TEXTS 1-3
śrī-bhagavān uvāca
abhayaṁ sattva-saṁśuddhir
jñāna-yoga-vyavasthitiḥ
dānaṁ damaś ca yajñaś ca
svādhyāyas tapa ārjavam
ahiṁsā satyam akrodhas
tyāgaḥ śāntir apaiśunam
dayā bhūteṣv aloluptvaṁ
mārdavaṁ hrīr acāpalam
tejaḥ kṣamā dhṛtiḥ śaucam
adroho nāti-mānitā
bhavanti sampadaṁ daivīm
abhijātasya bhārata
śrī-bhagavān uvāca — De Allerhoogste Persoonlijkheid Gods zei; abhayam — onbevreesdheid; sattva-saṁśuddhiḥ — het zuiveren van je bestaan; jñāna — met kennis; yoga — verbinden; vyavasthitiḥ — de situatie; dānam — vrijgevigheid; damaḥ — beheersing van de geest; ca — en; yajñaḥ — het brengen van offers; ca — en; svādhyāyaḥ — het bestuderen van de Vedische literatuur; tapaḥ — het beoefenen van ascese; ārjavam — eenvoud; ahiṁsā — geweldloosheid; satyam — waarheidlievendheid; akrodhaḥ — vrij zijn van woede; tyāgaḥ — onthechting; śāntiḥ — kalmte; apaiśunam — afkeer van onnodig kritiseren; dayā — mededogen; bhū-teṣu — voor alle levende wezens; aloluptvam — afwezigheid van hebzucht; mārdavam — vriendelijkheid; hrīḥ — bescheidenheid; acāpalam — vastberadenheid; tejaḥ — vitaliteit; kṣamā — vergevensgezindheid; dhṛtiḥ — standvastigheid; śaucam — reinheid; adrohaḥ — vrij zijn vanvijandigheid; na — niet; ati-mānitā — eerzucht; bhavanti — zijn; sampadam — de eigenschappen; daivīm — de transcendentale aard; abhijātasya — van iemand die is geboren met; bhārata — o afstammeling van Bharata.

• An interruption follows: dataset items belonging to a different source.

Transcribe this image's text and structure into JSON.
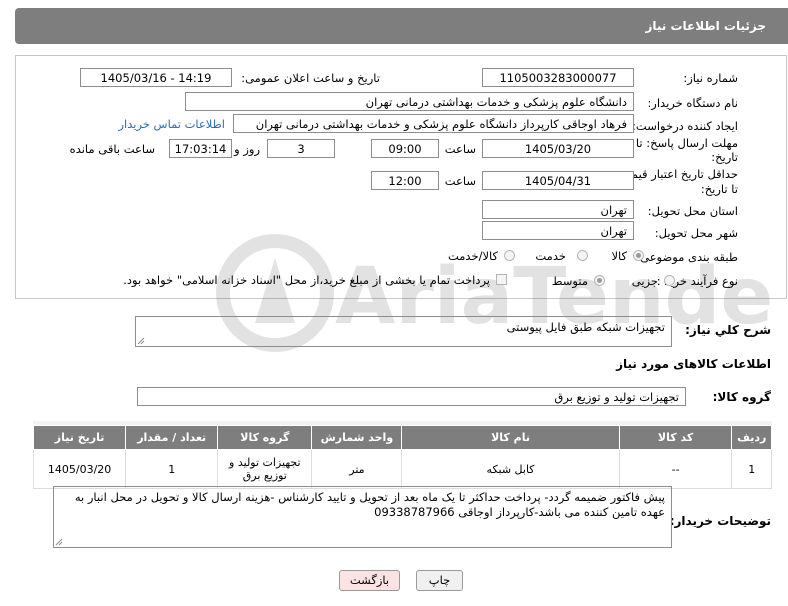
{
  "header": {
    "title": "جزئیات اطلاعات نیاز"
  },
  "form": {
    "need_number_label": "شماره نیاز:",
    "need_number": "1105003283000077",
    "announce_label": "تاریخ و ساعت اعلان عمومی:",
    "announce_value": "1405/03/16 - 14:19",
    "buyer_org_label": "نام دستگاه خریدار:",
    "buyer_org": "دانشگاه علوم پزشکی و خدمات بهداشتی درمانی تهران",
    "creator_label": "ایجاد کننده درخواست:",
    "creator": "فرهاد اوجاقی کارپرداز دانشگاه علوم پزشکی و خدمات بهداشتی درمانی تهران",
    "contact_link": "اطلاعات تماس خریدار",
    "reply_deadline_label_1": "مهلت ارسال پاسخ: تا",
    "reply_deadline_label_2": "تاریخ:",
    "reply_date": "1405/03/20",
    "time_label": "ساعت",
    "reply_time": "09:00",
    "days_value": "3",
    "days_label": "روز و",
    "remaining_time": "17:03:14",
    "remaining_label": "ساعت باقی مانده",
    "price_deadline_label_1": "حداقل تاریخ اعتبار قیمت:",
    "price_deadline_label_2": "تا تاریخ:",
    "price_date": "1405/04/31",
    "price_time": "12:00",
    "province_label": "استان محل تحویل:",
    "province": "تهران",
    "city_label": "شهر محل تحویل:",
    "city": "تهران",
    "category_label": "طبقه بندی موضوعی:",
    "category_options": [
      "کالا",
      "خدمت",
      "کالا/خدمت"
    ],
    "category_selected": "کالا",
    "process_label": "نوع فرآیند خرید :",
    "process_options": [
      "جزیی",
      "متوسط"
    ],
    "process_selected": "متوسط",
    "payment_note": "پرداخت تمام یا بخشی از مبلغ خرید،از محل \"اسناد خزانه اسلامی\" خواهد بود."
  },
  "description": {
    "label": "شرح کلي نياز:",
    "value": "تجهیزات شبکه طبق فایل پیوستی"
  },
  "goods_section": {
    "title": "اطلاعات کالاهای مورد نیاز",
    "group_label": "گروه کالا:",
    "group_value": "تجهیزات تولید و توزیع برق"
  },
  "table": {
    "headers": [
      "ردیف",
      "کد کالا",
      "نام کالا",
      "واحد شمارش",
      "گروه کالا",
      "تعداد / مقدار",
      "تاریخ نیاز"
    ],
    "rows": [
      {
        "row": "1",
        "code": "--",
        "name": "کابل شبکه",
        "unit": "متر",
        "group": "تجهیزات تولید و توزیع برق",
        "qty": "1",
        "date": "1405/03/20"
      }
    ]
  },
  "buyer_notes": {
    "label": "توضیحات خریدار:",
    "value": "پیش فاکتور ضمیمه گردد- پرداخت حداکثر تا یک ماه بعد از تحویل و تایید کارشناس -هزینه ارسال کالا و تحویل در محل انبار به عهده تامین کننده می باشد-کارپرداز اوجاقی 09338787966"
  },
  "buttons": {
    "print": "چاپ",
    "back": "بازگشت"
  },
  "watermark": {
    "text": "AriaTender.net"
  },
  "colors": {
    "header_bg": "#7e7e7e",
    "link": "#2a6db5",
    "print_btn": "#f0f0f0",
    "back_btn": "#fbe3e3"
  }
}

De Allerhoogste Persoonlijkheid Gods zei: Onbevreesdheid; het zuiveren van je bestaan; het cultiveren van spirituele kennis; vrijgevigheid; zelfbeheersing; het brengen van offers; het bestuderen van de Veda’s; het beoefenen van ascese; eenvoud; geweldloosheid; waarheidlievendheid; vrij zijn van woede; onthechting; kalmte; afkeer van onnodig kritiseren; mededogen voor alle levende wezens; vrij zijn van hebzucht; vriendelijkheid; bescheidenheid; vastberadenheid; vitaliteit; vergevensgezindheid; standvastigheid; reinheid en vrij zijn van vijandigheid en eerzucht — deze transcendentale eigenschappen, o afstammeling van Bharata, treft men aan bij goddelijke mensen die begiftigd zijn met een spirituele aard.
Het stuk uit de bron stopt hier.